Uno de los grandes cambios forzados del pensamiento dogmático de la Iglesia Católica se refiere al movimiento de la Tierra.
Parménides de Elea, hacia el año 480 a.C., justificaba la redondez de la Tierra, y Platón, unos ochenta años después, en el Timeo, defendía el giro diario de la Tierra alrededor de su eje: «La forma más corriente…no podía ser más que la que abarcase todas las formas…Por eso redondeó el mundo hasta hacer de él una esfera…quiso que el mundo girase sobre sí mismo y alrededor de un mismo punto con un movimiento uniforme y circular».
Aristarco de Samos, en el siglo III a.C., y Seleuco de Babilonia, unos cincuenta años más tarde, defendieron la teoría heliocéntrica, con la Tierra desplazándose a través de los cielos alrededor del Sol. Hubo que esperar hasta la muerte del católico Copérnico, en 1543, para que su discípulo Rheticus mandase publicar la obra que acababa con el geocentrismo de Hiparco y Tolomeo y que su maestro no se atrevió a dar a la luz. El luterano Johannes Kepler, de familia judía, aprovechando las delicadas medidas astronómicas de su valedor Tycho Brahe, demostró matemáticamente que las órbitas de los planetas no eran circunferencias perfectas, sino elipses. Pero Kepler, como Copérnico, era conservador y no quería enfrentamientos, por lo que fue Galileo, que quería despertar la consciencia de los hombres, quien impulsó la teoría heliocéntrica, enfrentándose a la Iglesia y al Santo Oficio: «Aunque hayan proclamado que decir que la Tierra se mueve es herejía, si las demostraciones, las observaciones y las necesarias verificaciones demuestran que se mueve, ¿en qué dificultad se habrán puesto a sí mismos y habrán colocado a la Santa Iglesia?…Si la Tierra se mueve ‘de facto’, nosotros no podemos cambiar la naturaleza y hacer que no se mueva». En 1633, el Santo Oficio hizo abjurar a Galileo de su teoría y le condenó a prisión, sentencia que el Papa Urbano VIII conmutó por la de arresto domiciliario en virtud de la elevada edad, setenta años, y de la mala salud del primer científico moderno.
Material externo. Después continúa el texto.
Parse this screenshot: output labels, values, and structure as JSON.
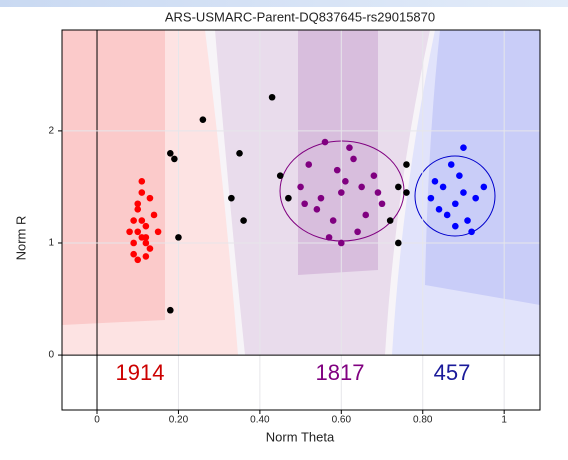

Mucho peor le fue a Giordano Bruno, nacido en Italia en 1548, novicio de los dominicos y ordenado sacerdote a los veinticuatro años, aunque ya era sospechoso de herejía. Cuatro años después abandonó la Orden y cuando apareció en Génova abrazó la Reforma y siguió a Calvino. En 1584 publicó ‘La Cena del Miércoles de Ceniza’, donde relata, en tres diálogos sobre el Universo y tres sobre moral, la acalorada discusión mantenida con los doctores oxonienses en la que defendía el Universo infinito y la multiplicidad de los mundos (¡Las estrellas eran soles!) No se quedó ahí, también dijo que la religión era un medio para instruir y gobernar al pueblo ignorante, que la salvación no se obtenía por solo la fe, como adoctrinaba Calvino, sino por la dignidad de las acciones humanas. Tampoco se quedó ahí: defendió la base atómica de la materia y de los seres y propugnó la coexistencia pacífica de todas las religiones. Excomulgado por la Iglesia luterana, volvió a Italia en 1591 y un año más tarde fue denunciado a la Inquisición. Tras siete años en prisión y discusiones en las que defendía sus ideas como filosóficas y no teológicas, el ocho de febrero de 1600 fue conducido a la hoguera amordazado para que no pudiera exponer su doctrina y fue quemado vivo. Clemente VIII era el Papa de Roma.
La Iglesia Católica, Apostólica y Romana ha cambiado de criterio: actualmente admite que la Tierra se mueve; y ya no quema vivos a los que mantienen opiniones contrarias a las suyas, solamente los manda al infierno, aunque sus principales pensadores no tienen claro dónde está ubicado y si hay auténticas llamas o no.